From UNC-Chapel Hill professor Andrew Reynolds' New Statesman article on the 2015 UK election:
The Conservatives put up more openly gay candidates than any other party: 39 men and three women. Of their 13 out MPs at dissolution, 12 stood for re-election and only one lost (Eric Ollerenshaw in Lancaster and Fleetwood) but his loss was made up for by the election of Ben Howlett in Bath. Howlett overcame a huge Liberal Democrat majority and was one of the sparkling Tory victories of the evening. A quick analysis of the 50 races where there were competitive LGBT candidates shows that Tory LGBT candidates performed considerably better than their straight colleagues. 72 per cent of them had larger vote share increases than the national trend, and on average their gains were three times the Tory average.

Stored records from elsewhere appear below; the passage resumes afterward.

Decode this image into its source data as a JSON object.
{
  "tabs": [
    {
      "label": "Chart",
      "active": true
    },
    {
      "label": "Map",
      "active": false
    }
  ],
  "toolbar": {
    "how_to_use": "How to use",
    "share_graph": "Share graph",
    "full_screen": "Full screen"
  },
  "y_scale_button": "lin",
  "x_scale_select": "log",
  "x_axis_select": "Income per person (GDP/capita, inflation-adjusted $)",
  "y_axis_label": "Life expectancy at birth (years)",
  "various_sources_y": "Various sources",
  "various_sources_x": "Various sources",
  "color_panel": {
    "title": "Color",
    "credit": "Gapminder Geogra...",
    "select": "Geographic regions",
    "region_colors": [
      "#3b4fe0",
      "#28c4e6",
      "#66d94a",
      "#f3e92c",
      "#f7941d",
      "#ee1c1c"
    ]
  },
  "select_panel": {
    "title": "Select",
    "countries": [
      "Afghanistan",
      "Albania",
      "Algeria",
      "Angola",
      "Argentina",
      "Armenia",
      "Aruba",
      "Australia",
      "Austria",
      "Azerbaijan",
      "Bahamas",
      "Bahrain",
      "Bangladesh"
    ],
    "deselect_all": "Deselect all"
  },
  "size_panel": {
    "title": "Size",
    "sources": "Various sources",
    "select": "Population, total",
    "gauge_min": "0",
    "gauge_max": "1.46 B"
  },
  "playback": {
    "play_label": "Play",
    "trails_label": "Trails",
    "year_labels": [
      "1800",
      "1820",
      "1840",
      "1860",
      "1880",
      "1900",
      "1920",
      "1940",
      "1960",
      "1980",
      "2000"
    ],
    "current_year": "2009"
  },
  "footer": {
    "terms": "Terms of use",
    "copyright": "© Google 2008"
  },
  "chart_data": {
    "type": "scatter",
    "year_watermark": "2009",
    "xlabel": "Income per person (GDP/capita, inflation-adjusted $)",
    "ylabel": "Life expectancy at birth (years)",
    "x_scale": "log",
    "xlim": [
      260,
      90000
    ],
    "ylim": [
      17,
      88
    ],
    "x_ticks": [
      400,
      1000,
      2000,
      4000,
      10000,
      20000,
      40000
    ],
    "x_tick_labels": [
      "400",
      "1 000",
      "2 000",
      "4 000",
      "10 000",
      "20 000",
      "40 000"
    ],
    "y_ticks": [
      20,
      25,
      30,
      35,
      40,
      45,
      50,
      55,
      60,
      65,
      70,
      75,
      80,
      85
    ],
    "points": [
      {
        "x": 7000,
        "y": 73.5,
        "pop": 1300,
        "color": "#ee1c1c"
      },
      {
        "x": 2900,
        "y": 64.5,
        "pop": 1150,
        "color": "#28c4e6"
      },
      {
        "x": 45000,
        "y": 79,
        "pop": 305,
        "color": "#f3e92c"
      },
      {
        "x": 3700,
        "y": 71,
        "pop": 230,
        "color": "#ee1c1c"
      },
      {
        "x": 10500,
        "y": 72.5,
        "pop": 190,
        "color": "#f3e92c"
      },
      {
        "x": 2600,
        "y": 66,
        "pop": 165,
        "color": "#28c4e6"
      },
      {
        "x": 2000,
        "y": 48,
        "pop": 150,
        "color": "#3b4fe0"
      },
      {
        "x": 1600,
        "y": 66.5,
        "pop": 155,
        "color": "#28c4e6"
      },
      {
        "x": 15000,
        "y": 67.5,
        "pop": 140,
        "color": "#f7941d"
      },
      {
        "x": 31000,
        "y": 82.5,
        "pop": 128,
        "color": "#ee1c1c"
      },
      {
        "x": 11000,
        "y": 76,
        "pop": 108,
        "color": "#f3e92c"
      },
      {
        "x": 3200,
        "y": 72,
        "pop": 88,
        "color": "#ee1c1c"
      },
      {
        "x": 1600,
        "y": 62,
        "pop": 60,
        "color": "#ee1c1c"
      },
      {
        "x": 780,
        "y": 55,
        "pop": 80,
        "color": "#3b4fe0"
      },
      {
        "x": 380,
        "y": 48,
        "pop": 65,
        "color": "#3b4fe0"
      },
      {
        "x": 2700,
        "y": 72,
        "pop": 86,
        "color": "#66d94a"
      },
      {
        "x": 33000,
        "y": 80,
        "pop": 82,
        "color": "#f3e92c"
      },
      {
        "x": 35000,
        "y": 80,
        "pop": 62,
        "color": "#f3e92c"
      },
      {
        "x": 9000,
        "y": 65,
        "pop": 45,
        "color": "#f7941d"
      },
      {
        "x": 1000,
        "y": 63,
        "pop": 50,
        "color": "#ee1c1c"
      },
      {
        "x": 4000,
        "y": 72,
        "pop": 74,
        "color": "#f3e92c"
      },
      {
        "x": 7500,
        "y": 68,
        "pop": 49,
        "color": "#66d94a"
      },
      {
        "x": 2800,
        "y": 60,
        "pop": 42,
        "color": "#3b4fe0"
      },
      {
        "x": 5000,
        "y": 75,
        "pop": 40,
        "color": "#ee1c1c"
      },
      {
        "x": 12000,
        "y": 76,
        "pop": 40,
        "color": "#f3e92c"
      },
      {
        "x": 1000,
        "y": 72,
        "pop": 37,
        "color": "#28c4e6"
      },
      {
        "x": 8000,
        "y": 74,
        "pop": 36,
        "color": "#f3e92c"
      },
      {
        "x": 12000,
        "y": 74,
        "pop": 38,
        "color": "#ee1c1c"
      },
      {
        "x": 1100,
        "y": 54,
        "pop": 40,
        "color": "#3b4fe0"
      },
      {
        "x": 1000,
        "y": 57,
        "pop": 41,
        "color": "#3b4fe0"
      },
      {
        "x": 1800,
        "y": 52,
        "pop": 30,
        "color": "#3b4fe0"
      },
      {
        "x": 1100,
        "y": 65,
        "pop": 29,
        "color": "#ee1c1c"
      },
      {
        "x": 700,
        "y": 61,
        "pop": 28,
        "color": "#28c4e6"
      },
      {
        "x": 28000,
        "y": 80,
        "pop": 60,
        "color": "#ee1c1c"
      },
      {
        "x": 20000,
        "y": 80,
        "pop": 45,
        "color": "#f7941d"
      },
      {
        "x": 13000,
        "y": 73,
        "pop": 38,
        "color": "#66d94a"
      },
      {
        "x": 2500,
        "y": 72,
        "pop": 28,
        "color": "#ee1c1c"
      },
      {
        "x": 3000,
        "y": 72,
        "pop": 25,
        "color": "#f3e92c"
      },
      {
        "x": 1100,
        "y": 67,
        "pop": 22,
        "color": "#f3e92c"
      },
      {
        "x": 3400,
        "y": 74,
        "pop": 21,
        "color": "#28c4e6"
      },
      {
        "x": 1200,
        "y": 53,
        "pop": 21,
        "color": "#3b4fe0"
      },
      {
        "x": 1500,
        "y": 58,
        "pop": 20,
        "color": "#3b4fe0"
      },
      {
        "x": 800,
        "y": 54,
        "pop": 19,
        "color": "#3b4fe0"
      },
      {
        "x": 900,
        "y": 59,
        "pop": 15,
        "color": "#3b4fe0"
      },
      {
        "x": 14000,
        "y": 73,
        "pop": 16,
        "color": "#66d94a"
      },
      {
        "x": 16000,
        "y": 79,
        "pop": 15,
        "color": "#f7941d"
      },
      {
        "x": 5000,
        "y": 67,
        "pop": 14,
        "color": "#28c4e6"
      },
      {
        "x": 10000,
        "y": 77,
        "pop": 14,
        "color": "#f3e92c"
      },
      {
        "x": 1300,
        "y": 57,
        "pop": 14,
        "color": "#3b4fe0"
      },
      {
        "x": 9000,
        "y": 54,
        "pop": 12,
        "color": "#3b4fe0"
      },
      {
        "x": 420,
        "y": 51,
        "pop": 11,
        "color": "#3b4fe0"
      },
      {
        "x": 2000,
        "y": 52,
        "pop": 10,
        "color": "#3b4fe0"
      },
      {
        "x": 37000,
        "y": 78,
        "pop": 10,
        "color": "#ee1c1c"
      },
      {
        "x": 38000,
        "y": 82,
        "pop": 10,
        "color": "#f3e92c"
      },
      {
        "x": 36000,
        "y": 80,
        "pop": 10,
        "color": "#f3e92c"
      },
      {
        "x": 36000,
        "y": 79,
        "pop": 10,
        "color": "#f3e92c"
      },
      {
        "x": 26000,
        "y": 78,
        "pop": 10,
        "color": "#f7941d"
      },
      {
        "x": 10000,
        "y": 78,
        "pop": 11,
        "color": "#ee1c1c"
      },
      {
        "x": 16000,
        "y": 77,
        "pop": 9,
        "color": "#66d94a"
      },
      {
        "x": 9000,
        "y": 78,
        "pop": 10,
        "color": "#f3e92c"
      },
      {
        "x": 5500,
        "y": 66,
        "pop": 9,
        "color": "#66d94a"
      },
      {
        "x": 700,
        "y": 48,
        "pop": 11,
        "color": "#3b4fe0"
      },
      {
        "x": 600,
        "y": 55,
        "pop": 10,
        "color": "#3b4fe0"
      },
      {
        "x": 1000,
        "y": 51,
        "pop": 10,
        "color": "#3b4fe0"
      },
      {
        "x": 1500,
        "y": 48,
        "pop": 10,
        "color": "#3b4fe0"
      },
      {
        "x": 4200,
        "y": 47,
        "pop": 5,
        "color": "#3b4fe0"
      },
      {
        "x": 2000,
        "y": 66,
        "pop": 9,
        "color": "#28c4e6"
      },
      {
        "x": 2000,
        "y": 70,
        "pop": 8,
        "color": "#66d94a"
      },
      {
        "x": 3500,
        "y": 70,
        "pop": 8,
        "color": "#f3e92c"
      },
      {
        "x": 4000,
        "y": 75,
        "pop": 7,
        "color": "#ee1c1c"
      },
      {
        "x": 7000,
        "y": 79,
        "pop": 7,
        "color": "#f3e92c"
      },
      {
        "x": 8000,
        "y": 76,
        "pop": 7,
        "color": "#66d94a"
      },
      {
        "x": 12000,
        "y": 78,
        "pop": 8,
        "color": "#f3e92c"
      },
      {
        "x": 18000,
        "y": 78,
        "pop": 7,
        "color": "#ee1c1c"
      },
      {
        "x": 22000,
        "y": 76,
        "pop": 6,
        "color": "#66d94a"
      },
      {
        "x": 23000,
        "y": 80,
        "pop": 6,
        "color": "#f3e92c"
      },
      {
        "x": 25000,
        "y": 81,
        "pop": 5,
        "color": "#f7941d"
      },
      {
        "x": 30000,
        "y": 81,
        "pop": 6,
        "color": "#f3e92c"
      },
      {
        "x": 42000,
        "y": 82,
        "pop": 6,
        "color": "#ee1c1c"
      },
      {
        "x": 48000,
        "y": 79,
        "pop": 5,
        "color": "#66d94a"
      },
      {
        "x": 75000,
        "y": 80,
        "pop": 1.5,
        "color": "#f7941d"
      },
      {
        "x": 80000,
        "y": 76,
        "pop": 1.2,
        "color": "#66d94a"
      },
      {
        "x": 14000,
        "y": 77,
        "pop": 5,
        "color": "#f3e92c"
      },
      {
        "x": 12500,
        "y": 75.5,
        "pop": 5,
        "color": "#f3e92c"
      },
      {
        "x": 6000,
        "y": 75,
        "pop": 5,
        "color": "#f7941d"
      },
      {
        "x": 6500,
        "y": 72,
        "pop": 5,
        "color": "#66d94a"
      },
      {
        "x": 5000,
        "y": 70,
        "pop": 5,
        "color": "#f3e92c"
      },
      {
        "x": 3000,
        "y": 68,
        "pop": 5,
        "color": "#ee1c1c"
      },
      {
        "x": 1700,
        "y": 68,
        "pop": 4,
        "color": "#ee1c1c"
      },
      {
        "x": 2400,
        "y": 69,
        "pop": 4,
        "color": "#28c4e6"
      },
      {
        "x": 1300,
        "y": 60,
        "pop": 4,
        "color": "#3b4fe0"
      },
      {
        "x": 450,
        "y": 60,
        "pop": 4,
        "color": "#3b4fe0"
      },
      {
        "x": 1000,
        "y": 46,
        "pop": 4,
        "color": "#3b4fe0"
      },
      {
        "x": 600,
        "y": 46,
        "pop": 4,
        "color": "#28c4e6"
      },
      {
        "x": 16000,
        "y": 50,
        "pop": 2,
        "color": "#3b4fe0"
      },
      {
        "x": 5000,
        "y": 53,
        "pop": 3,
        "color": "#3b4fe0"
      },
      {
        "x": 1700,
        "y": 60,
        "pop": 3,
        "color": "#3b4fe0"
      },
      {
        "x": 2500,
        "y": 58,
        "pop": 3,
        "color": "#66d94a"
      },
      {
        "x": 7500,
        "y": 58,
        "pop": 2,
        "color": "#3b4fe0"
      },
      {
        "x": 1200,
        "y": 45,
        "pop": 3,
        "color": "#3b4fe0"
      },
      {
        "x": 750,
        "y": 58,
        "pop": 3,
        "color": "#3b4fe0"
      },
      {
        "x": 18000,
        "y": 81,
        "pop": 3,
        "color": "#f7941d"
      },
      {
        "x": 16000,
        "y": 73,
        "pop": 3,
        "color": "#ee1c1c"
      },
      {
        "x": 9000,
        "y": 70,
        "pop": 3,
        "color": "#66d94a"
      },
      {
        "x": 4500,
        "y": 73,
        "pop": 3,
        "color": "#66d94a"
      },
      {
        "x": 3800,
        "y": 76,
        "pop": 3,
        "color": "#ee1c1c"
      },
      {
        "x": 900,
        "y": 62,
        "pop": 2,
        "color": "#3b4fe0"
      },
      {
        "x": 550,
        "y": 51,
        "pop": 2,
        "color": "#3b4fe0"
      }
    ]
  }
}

This is fascinating from an American standpoint: US conservatives go on all the time about Margaret Thatcher and spurned busts of Winston Churchill and how the Tories can show us a thing or two about economics. But I haven't been able to find anything, in all the US conservative commentary on Cameron's triumph, about why Americans on the right continue to find gays a more useful punching bag than ally.
*The newly-appointed Equalities Minister, who was one of 128 Tory MPs to oppose marriage equality, has suddenly discovered she is all in for it.